HONG KONG (AFP, BLOOMBERG) - Shares in mining giant Glencore plunged 27.52 per cent in Hong Kong on Tuesday morning (Sept 29), hammered by weak commodity prices as Chinese demand slows while a brokerage warned about its impact on the group's future.
In mid-morning trade Glencore was 27.52 per cent down at HK$8.90, following a 29 per cent drop in London on Monday arm, dragging shares of other resource firms like Noble Group, Mitsui & Co. and BHP Billiton lower.
Singapore's Noble Group slid 9 per cent to an almost seven-year low, paring a 15-per cent plunge earlier on Tuesday morning.
Investec said in a research note on Monday that the "challenging environment for mining companies" made it questionable how much value would be left for Glencore equity holders if commodity prices remained subdued.
The MSCI Asia Pacific Index is heading for its biggest quarterly loss since the global financial crisis, with every major benchmark in the region retreating on Tuesday.
A 15-month rout in raw materials and energy prices is colliding with surging corporate borrowing costs to challenge the business models of previously high-flying commodity firms such as Glencore, whose London shares have dropped 73 per cent since June. The Bloomberg World Mining Index slid to its lowest level in almost seven years on Monday.
The yield on US non-investment grade corporate notes has risen for 11 straight days amid slowing Chinese growth and doubts about whether the US economy is strong enough to handle higher Federal Reserve interest rates.

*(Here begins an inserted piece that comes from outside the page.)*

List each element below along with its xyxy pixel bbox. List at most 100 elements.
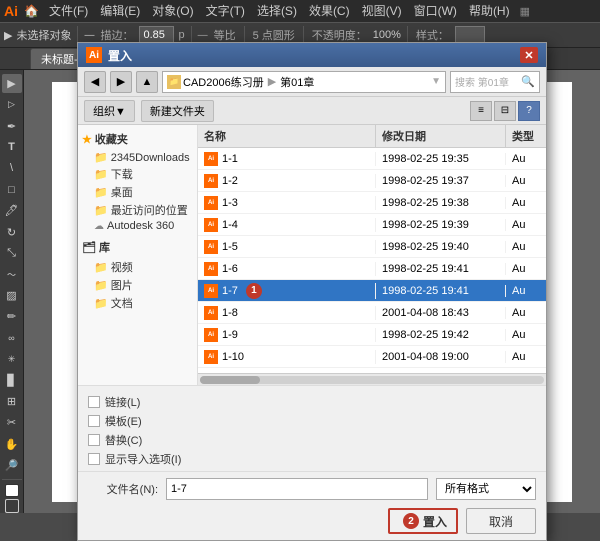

Credit traders are treating Glencore as if it's already junk, sending the cost of insuring the commodity and mining giant's debt to the highest level since the global financial crisis.
Derivatives traders started demanding upfront payments to protect against a Glencore default, the first time that's happened since 2009, according to CMA. The cost of five-year credit-default swaps effectively priced in 54 per cent odds that the company will fail to pay its debts, CMA data show.